60~85歳の女性4,538例を対象にプラセボ対照試験
試験は、60~85歳の女性を対象に、股関節または脊椎の骨密度のTスコアが-2.5以下か、同じくTスコア-2.0以下で脊椎骨折のX線所見が認められた4,538例を、tibolone投与群(1日1回1.25mg)と、プラセボ群に無作為に割り付け行われた。1年に1回X線写真撮影をして脊椎骨折を評価。また心血管イベントと乳癌発症率は、専門家委員会によって判定された。
大腸癌リスクも低下したが脳卒中リスク増大で試験中止
中央値34ヵ月の試験期間で、tibolone群とプラセボ群を比較すると、脊椎骨折のリスクは1,000人年につき70症例対126症例(相対ハザード:0.55、95%信頼区間:0.41~0.74、P<0.001)、脊椎以外の骨折のリスクは同122症例対166症例(0.74、0.58~0.93、P=0.01)とtibolone群のほうが減少していた。
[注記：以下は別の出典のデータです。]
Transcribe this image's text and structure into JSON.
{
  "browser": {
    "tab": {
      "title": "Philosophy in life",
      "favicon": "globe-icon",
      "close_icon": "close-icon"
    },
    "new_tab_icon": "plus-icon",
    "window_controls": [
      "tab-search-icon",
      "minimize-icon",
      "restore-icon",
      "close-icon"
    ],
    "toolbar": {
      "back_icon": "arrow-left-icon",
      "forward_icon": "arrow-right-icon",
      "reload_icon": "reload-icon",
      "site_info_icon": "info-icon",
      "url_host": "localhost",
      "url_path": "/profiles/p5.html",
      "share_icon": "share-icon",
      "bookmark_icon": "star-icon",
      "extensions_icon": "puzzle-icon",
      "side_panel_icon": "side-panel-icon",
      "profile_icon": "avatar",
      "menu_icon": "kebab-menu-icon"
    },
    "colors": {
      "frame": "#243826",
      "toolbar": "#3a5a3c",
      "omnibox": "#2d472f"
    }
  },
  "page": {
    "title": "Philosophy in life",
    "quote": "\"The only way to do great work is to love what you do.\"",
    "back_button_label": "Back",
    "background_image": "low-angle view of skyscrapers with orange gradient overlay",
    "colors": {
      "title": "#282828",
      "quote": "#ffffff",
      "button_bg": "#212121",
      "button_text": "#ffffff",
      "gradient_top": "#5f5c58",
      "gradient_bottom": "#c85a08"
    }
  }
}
tibolone群ではまた、浸潤性乳癌の発症リスク(相対ハザード:0.32、95%信頼区間:0.13~0.80、P=0.02)、大腸癌発症リスク(0.31、0.10~0.96、P=0.04)も減少していた。
虚血性心疾患、静脈血栓塞栓症のリスクについては両群間での有意差は認められず、むしろtibolone群では脳卒中の発症リスクが増大していた(相対ハザード:2.19、95%信頼区間:1.14~4.23、P=0.02)。このため試験はデータ・安全性監視委員会の勧告で2006年2月に中止された。
この結果を踏まえCummings氏は「tiboloneは骨粗鬆症の高齢女性の骨折と乳癌だけでなく、おそらく大腸癌の発症リスクも低下させるが、脳卒中リスクを増大させる」と結論している。